Is this a universal thing? If so, what is it that makes us ultimately reject our own creation and want to move on to something different? Is it a fear of revision, or a necessary breach which allows us to begin again? Is there a way to reclaim love for one's written words?

Writers and readers, I'd love your opinions.

12 comments:

Paul Lamb said...

I've never come to hate the project I'm working on, but I certainly have felt boredom with it or being thoroughly tired of it. I want to be done with it.

I don't know the reason. "Familiarity breeds contempt" is a common expression. For me the pressing arrival of the next story-in-mind probably plays a part too. I want to get on to the next work, the one that still excites me, rather than the one that has been inside my head for too long.

Elizabeth Spann Craig said...

Oh gosh....you SO need to read this link: http://libba-bray.livejournal.com/36896.html

Because writing a book really is a love story.

Elizabeth
Mystery Writing is Murder

Julia Buckley said...

I know what you mean, Paul. The visitor that stays too long . . .

Elizabeth, I'll check out the link. I sense you're giving me a dose of positivity!

Sue Ann Jaffarian said...

I don't refer to this roadblock in writing as self-loathing or boredom. To me, it's: WHAT WAS I THINKING?!

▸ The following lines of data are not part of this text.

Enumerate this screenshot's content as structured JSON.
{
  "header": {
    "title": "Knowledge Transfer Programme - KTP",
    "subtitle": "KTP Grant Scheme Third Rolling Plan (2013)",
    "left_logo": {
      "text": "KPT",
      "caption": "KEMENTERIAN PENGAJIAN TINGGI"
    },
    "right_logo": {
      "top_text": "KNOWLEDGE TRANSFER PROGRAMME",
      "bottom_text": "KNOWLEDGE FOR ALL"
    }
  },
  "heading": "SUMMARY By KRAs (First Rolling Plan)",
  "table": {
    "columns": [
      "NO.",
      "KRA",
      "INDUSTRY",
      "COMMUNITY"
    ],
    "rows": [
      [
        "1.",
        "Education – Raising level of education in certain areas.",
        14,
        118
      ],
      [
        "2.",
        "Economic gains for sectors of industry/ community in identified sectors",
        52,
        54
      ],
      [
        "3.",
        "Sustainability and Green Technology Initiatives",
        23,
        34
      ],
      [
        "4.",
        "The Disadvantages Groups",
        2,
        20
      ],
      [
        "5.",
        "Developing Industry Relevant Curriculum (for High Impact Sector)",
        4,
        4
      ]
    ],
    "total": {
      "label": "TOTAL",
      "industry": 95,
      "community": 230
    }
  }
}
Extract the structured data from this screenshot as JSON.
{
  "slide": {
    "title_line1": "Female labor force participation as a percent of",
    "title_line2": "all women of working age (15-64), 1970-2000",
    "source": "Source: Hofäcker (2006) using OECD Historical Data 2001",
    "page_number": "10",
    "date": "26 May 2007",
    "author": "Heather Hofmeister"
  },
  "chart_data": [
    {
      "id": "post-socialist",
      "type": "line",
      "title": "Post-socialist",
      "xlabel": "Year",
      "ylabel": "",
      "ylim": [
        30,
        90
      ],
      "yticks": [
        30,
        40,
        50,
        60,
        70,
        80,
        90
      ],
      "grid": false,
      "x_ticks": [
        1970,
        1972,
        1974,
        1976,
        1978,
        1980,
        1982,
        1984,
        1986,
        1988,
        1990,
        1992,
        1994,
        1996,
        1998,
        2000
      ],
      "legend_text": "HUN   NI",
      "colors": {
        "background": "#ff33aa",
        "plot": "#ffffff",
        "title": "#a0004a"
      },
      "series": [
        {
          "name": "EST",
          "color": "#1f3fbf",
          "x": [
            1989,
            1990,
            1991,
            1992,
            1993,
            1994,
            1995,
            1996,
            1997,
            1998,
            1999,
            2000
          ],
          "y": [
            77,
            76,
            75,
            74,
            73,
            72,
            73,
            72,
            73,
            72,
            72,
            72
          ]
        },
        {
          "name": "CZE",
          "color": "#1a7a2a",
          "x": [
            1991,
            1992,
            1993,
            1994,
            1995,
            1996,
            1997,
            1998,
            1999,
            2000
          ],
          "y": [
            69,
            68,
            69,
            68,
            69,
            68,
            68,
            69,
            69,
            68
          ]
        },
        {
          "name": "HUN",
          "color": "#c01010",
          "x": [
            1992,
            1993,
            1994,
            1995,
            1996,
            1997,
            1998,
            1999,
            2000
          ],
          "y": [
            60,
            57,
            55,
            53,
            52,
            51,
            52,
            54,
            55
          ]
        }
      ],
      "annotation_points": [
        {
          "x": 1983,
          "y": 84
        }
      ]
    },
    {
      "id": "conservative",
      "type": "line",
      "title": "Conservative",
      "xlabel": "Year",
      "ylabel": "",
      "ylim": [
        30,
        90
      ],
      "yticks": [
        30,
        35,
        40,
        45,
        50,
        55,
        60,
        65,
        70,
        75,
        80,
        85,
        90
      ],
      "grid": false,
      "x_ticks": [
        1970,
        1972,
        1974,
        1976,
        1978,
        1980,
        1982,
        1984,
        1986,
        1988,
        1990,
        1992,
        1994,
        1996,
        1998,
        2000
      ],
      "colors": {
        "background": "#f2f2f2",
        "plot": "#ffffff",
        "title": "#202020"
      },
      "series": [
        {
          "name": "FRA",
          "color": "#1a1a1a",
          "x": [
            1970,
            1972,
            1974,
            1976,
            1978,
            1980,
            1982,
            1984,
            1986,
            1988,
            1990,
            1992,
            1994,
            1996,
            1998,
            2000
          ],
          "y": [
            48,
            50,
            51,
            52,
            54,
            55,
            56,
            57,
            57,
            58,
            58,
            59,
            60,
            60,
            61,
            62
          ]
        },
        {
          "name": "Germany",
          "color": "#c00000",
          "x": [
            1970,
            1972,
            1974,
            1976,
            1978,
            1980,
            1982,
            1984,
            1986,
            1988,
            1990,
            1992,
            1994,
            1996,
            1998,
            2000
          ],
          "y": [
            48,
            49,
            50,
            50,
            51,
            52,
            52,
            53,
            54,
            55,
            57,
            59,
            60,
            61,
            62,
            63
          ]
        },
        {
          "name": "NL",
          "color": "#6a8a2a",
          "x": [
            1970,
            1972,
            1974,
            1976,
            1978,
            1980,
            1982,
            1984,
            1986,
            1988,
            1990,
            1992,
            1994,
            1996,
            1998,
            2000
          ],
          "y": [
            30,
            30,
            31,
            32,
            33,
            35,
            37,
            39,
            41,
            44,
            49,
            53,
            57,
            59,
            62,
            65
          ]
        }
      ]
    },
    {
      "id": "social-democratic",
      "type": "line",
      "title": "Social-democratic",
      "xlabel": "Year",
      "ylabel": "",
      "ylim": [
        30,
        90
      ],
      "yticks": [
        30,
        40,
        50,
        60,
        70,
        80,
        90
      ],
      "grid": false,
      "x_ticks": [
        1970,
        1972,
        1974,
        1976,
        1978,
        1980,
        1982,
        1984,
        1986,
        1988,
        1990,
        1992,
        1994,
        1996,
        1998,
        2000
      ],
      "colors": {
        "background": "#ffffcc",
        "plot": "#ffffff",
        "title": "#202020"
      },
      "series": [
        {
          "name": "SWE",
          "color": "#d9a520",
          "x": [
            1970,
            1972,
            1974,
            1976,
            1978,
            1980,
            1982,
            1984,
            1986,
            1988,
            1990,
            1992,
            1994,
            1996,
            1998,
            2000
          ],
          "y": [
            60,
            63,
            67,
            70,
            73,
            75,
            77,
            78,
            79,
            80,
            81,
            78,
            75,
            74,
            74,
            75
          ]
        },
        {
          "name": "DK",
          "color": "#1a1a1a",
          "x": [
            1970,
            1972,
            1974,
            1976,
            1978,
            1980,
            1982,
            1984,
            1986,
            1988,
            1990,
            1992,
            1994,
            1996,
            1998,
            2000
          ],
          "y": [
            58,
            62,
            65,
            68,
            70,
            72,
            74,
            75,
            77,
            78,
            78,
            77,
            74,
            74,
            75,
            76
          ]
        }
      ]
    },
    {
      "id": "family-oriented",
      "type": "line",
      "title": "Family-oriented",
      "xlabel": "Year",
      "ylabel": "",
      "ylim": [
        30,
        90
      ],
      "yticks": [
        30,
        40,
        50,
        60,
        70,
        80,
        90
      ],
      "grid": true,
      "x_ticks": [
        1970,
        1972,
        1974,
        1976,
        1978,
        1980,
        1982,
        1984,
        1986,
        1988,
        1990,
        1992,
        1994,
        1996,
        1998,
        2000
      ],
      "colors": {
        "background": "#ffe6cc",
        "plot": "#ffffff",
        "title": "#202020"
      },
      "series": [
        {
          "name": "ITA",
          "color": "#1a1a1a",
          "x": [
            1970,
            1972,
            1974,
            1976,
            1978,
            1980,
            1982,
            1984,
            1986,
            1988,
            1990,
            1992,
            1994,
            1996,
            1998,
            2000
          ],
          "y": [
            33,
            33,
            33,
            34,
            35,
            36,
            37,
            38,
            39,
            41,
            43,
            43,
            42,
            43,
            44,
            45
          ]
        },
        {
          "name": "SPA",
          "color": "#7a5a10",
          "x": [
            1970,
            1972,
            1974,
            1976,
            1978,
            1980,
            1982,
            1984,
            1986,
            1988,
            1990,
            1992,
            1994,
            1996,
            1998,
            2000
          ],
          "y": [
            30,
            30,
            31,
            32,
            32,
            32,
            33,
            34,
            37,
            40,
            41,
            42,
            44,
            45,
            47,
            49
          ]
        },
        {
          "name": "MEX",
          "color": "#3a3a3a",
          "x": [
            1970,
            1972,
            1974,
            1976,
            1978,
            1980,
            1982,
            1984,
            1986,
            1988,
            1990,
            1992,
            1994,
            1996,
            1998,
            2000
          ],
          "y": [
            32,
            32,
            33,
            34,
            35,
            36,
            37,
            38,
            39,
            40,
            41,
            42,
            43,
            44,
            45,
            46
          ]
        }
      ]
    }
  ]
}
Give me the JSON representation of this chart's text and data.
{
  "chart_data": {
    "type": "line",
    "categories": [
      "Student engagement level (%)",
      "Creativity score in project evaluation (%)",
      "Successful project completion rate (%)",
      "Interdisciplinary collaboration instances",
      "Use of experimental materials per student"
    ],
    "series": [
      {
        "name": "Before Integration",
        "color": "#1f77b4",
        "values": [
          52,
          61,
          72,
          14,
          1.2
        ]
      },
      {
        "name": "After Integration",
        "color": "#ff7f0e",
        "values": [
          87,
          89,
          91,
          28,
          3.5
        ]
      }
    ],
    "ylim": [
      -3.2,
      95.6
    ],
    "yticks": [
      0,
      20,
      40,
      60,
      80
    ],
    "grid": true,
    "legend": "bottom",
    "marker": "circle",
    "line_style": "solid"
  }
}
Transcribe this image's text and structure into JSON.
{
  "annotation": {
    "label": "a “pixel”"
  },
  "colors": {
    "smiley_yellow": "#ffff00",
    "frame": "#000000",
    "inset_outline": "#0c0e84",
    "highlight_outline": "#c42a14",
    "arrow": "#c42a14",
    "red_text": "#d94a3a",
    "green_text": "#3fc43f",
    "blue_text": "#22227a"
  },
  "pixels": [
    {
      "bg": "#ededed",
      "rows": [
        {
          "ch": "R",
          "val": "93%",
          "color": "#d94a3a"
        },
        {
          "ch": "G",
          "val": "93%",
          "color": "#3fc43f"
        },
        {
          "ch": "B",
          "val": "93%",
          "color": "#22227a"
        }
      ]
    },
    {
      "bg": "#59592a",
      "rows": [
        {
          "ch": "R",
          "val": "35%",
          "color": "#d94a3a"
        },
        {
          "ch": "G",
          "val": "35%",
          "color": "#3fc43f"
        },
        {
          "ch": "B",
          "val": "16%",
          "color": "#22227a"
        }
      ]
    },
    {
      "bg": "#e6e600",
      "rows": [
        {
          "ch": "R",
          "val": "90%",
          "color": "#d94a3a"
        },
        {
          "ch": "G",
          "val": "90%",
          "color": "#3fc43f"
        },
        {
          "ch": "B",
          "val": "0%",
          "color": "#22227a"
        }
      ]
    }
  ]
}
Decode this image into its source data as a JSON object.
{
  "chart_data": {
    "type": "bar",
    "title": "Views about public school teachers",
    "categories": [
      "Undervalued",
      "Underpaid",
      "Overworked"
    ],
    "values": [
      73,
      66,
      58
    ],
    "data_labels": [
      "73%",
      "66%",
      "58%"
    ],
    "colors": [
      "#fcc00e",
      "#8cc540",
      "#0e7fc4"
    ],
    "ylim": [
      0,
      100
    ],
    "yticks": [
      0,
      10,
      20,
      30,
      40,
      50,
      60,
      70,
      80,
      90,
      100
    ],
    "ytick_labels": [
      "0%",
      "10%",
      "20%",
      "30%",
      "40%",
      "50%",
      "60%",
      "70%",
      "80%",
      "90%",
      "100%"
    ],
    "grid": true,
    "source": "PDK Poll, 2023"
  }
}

I've learned to push through it. If it was a great idea in the first few chapters, I will find my way again once I hack through the jungle of self-doubt. When you have a book contract breathing down your neck, you don't have time to put it in a drawer and revisit it later. The deadline forces you to keep moving and not abandon ship.

Near the end of a book, I experience the nausea effect: If I see this book one more time, I will throw up.

It's usually not until I'm working on my publisher's suggested edits that I finally think: Hey, this isn't bad!

I'm convinced that writing is a form of bi-polar disorder.

Terri Thayer said...

Right there with you, Julia. I'm revising a book that I let sit for a month (deadlines, you know) and found it's better than I thought. It's also shorter than I thought.

Alan Orloff said...

I'm the mayor of the town of I Can't Stand It. (Town Motto: I stink, you stink, we all stink together.)

Actually, I think someone once said (probably Mark Twain--he's usually the one, right?) that, in the harsh light of day, your work isn't as bad--or as good--as you first thought.

Well, that's half right for me.

Julia Buckley said...

Yes, I realize that those of you with deadlines must push through, and that's the good thing about deadlines. :)

And Terri, I've had that experience; I think the book is very long because it felt that way, but it ends up quite short by industry standards.

Alan--Mr. Mayor--nice to meet you. I'd work on the town motto. :)

Keith Raffel said...

My 1st agent said you know a manuscript is ready to submit when you can't stand to look at again.

G.M. Malliet said...

Keith - That agent was SO right!

Julia Buckley said...

Well, then my manuscript is almost ready to go.